IDEA-Research / T-Rex

API for T-Rex2: Towards Generic Object Detection via Text-Visual Prompt Synergy
https://deepdataspace.com/home
Other
1.98k stars 120 forks source link

about generating visual prompts. #74

Open mengyu212 opened 3 days ago

mengyu212 commented 3 days ago

Thank you for your great job! Recently, we found a problem when we tried to replicate this work. When we use the same generated visual prompts to infer the target image, we found the performance online (https://www.deepdataspace.com/playground/ovp) is better than the running code. We wonder that the process of generating the visual prompts online is the same as the code? (We run customize_embedding.py to generate .safetensors firstly, and then run embedding_inference.py to infer the result.) Looking forward to your reply.

Mountchicken commented 3 days ago

Hi @mengyu212

In T-Rex2 and OVP, the methods for generating visual prompt embeddings are different. In T-Rex2, obtaining visual prompt embeddings only requires forward inference of the model. In OVP, we use an optimization method. We initialize a visual prompt embedding and then train this embedding on the user's provided images, so that it can fit a specific dataset. In short term, one method requires training, while the other does not.

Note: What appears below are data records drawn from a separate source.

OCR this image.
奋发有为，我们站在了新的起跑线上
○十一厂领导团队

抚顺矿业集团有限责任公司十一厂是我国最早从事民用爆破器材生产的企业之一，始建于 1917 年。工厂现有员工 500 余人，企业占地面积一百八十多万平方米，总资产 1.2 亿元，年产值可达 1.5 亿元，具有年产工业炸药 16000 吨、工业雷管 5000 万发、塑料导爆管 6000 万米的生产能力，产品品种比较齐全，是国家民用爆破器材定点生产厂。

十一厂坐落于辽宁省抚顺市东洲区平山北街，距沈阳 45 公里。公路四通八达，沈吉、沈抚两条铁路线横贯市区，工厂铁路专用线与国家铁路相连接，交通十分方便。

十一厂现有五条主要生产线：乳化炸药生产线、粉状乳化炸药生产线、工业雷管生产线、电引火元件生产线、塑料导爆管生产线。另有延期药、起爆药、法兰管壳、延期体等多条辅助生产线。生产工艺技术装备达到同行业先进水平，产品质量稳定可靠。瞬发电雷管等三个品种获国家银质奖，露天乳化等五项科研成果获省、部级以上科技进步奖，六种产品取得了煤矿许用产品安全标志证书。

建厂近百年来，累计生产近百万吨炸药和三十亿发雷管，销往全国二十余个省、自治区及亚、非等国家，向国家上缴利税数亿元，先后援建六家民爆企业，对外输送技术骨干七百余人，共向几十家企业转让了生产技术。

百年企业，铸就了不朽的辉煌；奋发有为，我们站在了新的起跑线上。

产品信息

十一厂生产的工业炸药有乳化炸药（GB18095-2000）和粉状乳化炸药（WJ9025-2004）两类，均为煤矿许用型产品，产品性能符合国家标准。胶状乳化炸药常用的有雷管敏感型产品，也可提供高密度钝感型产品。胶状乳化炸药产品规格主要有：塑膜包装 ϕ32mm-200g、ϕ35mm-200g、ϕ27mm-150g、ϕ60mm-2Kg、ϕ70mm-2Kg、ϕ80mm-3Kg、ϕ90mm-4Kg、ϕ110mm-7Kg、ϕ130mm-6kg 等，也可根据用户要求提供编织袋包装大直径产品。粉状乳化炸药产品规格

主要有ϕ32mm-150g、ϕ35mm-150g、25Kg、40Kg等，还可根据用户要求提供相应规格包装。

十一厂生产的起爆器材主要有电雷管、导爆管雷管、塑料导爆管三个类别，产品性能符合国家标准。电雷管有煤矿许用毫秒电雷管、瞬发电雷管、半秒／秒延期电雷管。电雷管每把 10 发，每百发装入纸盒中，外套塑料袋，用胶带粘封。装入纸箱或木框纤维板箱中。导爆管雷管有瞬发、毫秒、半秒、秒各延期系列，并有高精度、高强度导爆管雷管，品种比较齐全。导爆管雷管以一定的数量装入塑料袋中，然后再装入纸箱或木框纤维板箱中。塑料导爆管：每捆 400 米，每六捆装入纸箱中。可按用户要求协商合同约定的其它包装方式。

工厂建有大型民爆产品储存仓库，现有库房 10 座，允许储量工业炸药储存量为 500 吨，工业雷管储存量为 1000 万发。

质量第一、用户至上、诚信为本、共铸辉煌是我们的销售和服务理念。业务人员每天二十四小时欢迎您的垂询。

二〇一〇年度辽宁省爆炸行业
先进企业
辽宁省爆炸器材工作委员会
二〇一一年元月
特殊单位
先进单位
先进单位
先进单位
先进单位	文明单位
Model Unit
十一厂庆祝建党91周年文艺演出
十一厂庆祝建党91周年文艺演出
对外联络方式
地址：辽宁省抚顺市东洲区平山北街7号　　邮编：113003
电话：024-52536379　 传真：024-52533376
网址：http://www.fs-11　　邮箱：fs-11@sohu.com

mengyu212 commented 2 days ago

Got it! Thanks for your reply! May I ask if you will open source the OVP code after, it's performance is excellent! Or, the api like T-Rex2, I wanna incorporate this module in my ongoing research.

Mountchicken commented 2 days ago

We have no plan to open-source the code for now, but we may work on the API development for OVP. Please stay tuned!